While I was doing maintence, all but one of the VMs were running on engine1. When I turned on engine2, all of the sudden, all vms including the main engine stop and go non-responsive. As far as I can tell, this should not have happened, as I turned ON one host, but none the less, I waited for recovery to occur (while customers started calling asking why everything stopped working....). As I waited, I was checking, and gluster volume status only showed ovirt1 and ovirt2....Apparently gluster had stopped/failed at some point on ovirt3. I assume that was the cause of the outage, still, if everything was working fine with ovirt1 gluster, and ovirt2 powers on with a very broke gluster (the volume status was showing NA for the port fileds for the gluster volumes), I would not expect to have a working gluster go stupid like that.
After starting ovirt3 glusterd and checking the status, all three showed ovirt1 and ovirt3 as operational, and ovirt2 as NA. Unfortunately, recovery was still not happening, so I did some googling and found about the commands to inquire about the hosted-engine status. It appeared to be stuck "paused" and I couldn't find a way to unpause it, so I poweroff'ed it, then started it manually on engine 1, and the cluster came back up. It showed all VMs paused. I was able to unpause them and they worked again.

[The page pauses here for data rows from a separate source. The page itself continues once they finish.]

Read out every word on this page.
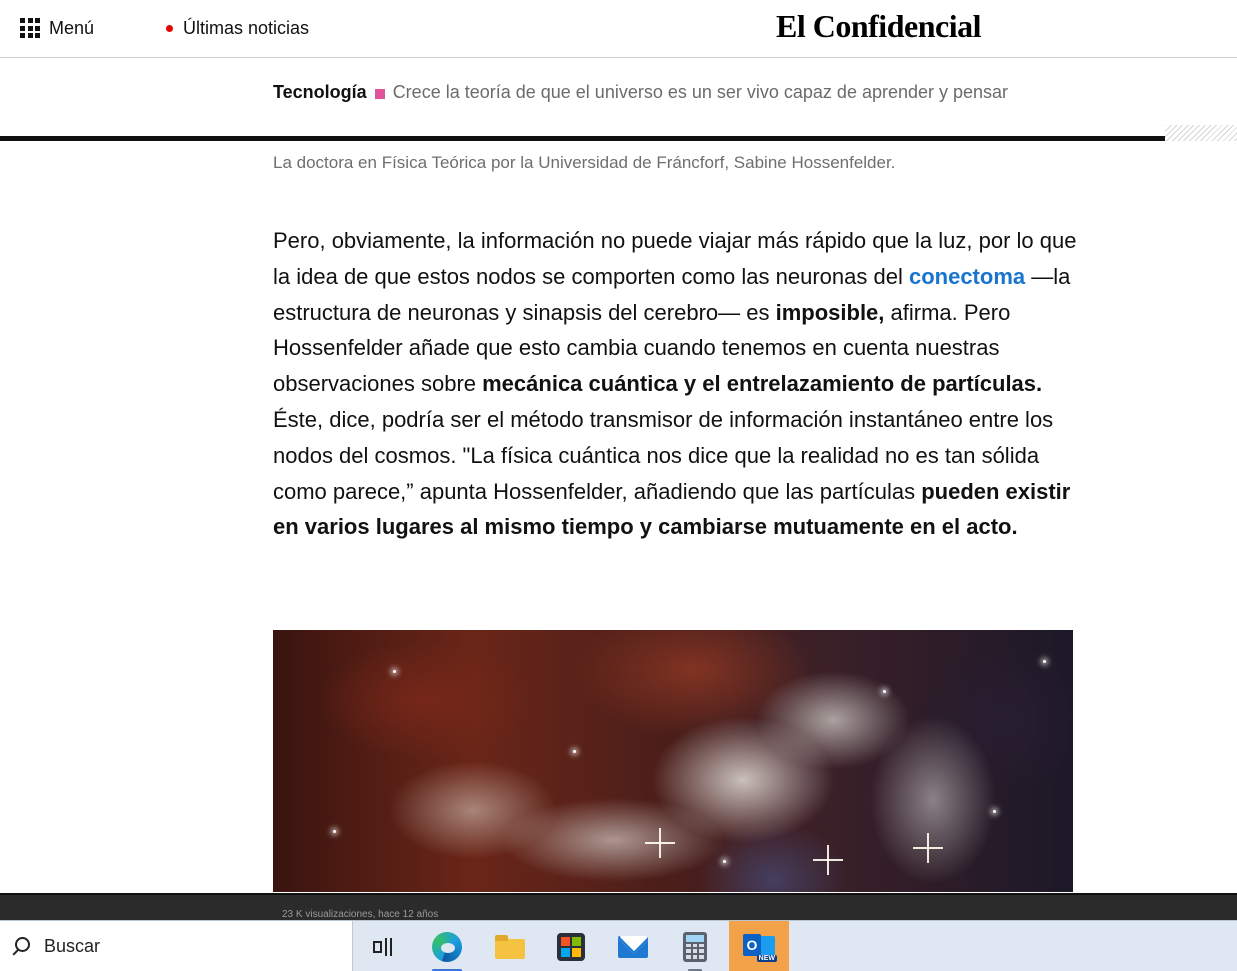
Menú	Últimas noticias	El Confidencial
Tecnología Crece la teoría de que el universo es un ser vivo capaz de aprender y pensar
La doctora en Física Teórica por la Universidad de Fráncforf, Sabine Hossenfelder.

Pero, obviamente, la información no puede viajar más rápido que la luz, por lo que la idea de que estos nodos se comporten como las neuronas del conectoma —la estructura de neuronas y sinapsis del cerebro— es imposible, afirma. Pero Hossenfelder añade que esto cambia cuando tenemos en cuenta nuestras observaciones sobre mecánica cuántica y el entrelazamiento de partículas. Éste, dice, podría ser el método transmisor de información instantáneo entre los nodos del cosmos. "La física cuántica nos dice que la realidad no es tan sólida como parece,” apunta Hossenfelder, añadiendo que las partículas pueden existir en varios lugares al mismo tiempo y cambiarse mutuamente en el acto.

23 K visualizaciones, hace 12 años
Buscar	O
NEW
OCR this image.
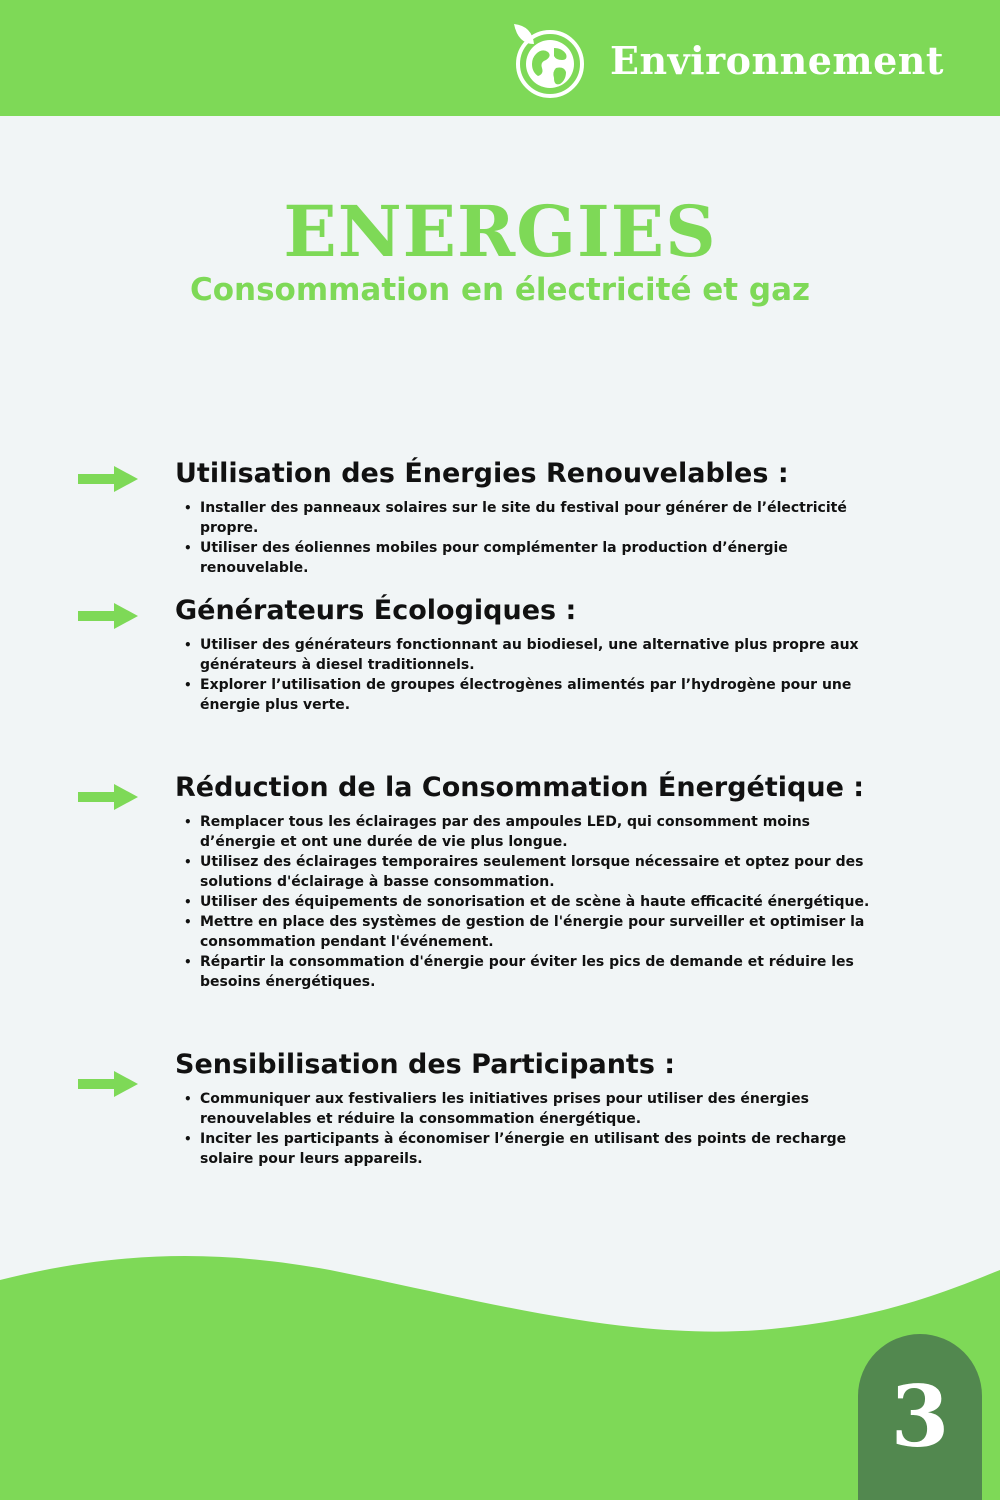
Environnement
ENERGIES
Consommation en électricité et gaz
Utilisation des Énergies Renouvelables :
• Installer des panneaux solaires sur le site du festival pour générer de l’électricité propre.
• Utiliser des éoliennes mobiles pour complémenter la production d’énergie renouvelable.
Générateurs Écologiques :
• Utiliser des générateurs fonctionnant au biodiesel, une alternative plus propre aux générateurs à diesel traditionnels.
• Explorer l’utilisation de groupes électrogènes alimentés par l’hydrogène pour une énergie plus verte.
Réduction de la Consommation Énergétique :
• Remplacer tous les éclairages par des ampoules LED, qui consomment moins d’énergie et ont une durée de vie plus longue.
• Utilisez des éclairages temporaires seulement lorsque nécessaire et optez pour des solutions d'éclairage à basse consommation.
• Utiliser des équipements de sonorisation et de scène à haute efficacité énergétique.
• Mettre en place des systèmes de gestion de l'énergie pour surveiller et optimiser la consommation pendant l'événement.
• Répartir la consommation d'énergie pour éviter les pics de demande et réduire les besoins énergétiques.
Sensibilisation des Participants :
• Communiquer aux festivaliers les initiatives prises pour utiliser des énergies renouvelables et réduire la consommation énergétique.
• Inciter les participants à économiser l’énergie en utilisant des points de recharge solaire pour leurs appareils.
3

So now I began to work the ovirt2 gluster healing problem. It didn't appear to be self-healing, but eventually I found this document:
and from that found the magic xattr commands. After setting them, gluster volumes on ovirt2 came online. I told iso to heal, and it did but only came up about half as much data as it should have. I told it heal full, and it did finish off the remaining data, and came up to full. I then told engine to do a full heal (gluster volume heal engine full), and it transferred its data from the other gluster hosts too. However, it said it was done when it hit 9.7GB while there was 15GB on disk! It is still stuck that way; ovirt gui and gluster volume heal engine info both show the volume fully healed, but it is not:
[root@ovirt1 ~]# df -h
Filesystem Size Used Avail Use% Mounted on
/dev/mapper/centos_ovirt-root 20G 4.2G 16G 21% /
devtmpfs 16G 0 16G 0% /dev
tmpfs 16G 16K 16G 1% /dev/shm
tmpfs 16G 26M 16G 1% /run
tmpfs 16G 0 16G 0% /sys/fs/cgroup
/dev/mapper/gluster-engine 25G 12G 14G 47% /gluster/brick1
/dev/sda1 497M 315M 183M 64% /boot
/dev/mapper/gluster-data 136G 124G 13G 92% /gluster/brick2
/dev/mapper/gluster-iso 25G 7.3G 18G 29% /gluster/brick4
tmpfs 3.2G 0 3.2G 0% /run/user/0
192.168.8.11:/engine 15G 9.7G 5.4G 65% /rhev/data-center/mnt/glusterSD/192.168.8.11:_engine
192.168.8.11:/data 136G 124G 13G 92% /rhev/data-center/mnt/glusterSD/192.168.8.11:_data
192.168.8.11:/iso 13G 7.3G 5.8G 56% /rhev/data-center/mnt/glusterSD/192.168.8.11:_iso
This is from ovirt1, and before the work, both ovirt1 and ovirt2's brings had the same usage. ovirt2's bricks and the gluster mountpoints agree on iso and engine, but as you can see, not here. If I do a du -sh on /rhev/data-center/mnt/glusterSD/..../_engine, it comes back with the 12GB number (/brick1 is engine, brick2 is data and brick4 is iso). However, gluster still says its only 9.7G. I haven't figured out how to get it to finish "healing".
data is in the process of healing currently.
So, I think I have two main things to solve right now:
1) how do I get ovirt to see the data center/storage domain as online again?
2) How do I get engine to finish healing to ovirt2?
Thanks all for reading this very long message!
--Jim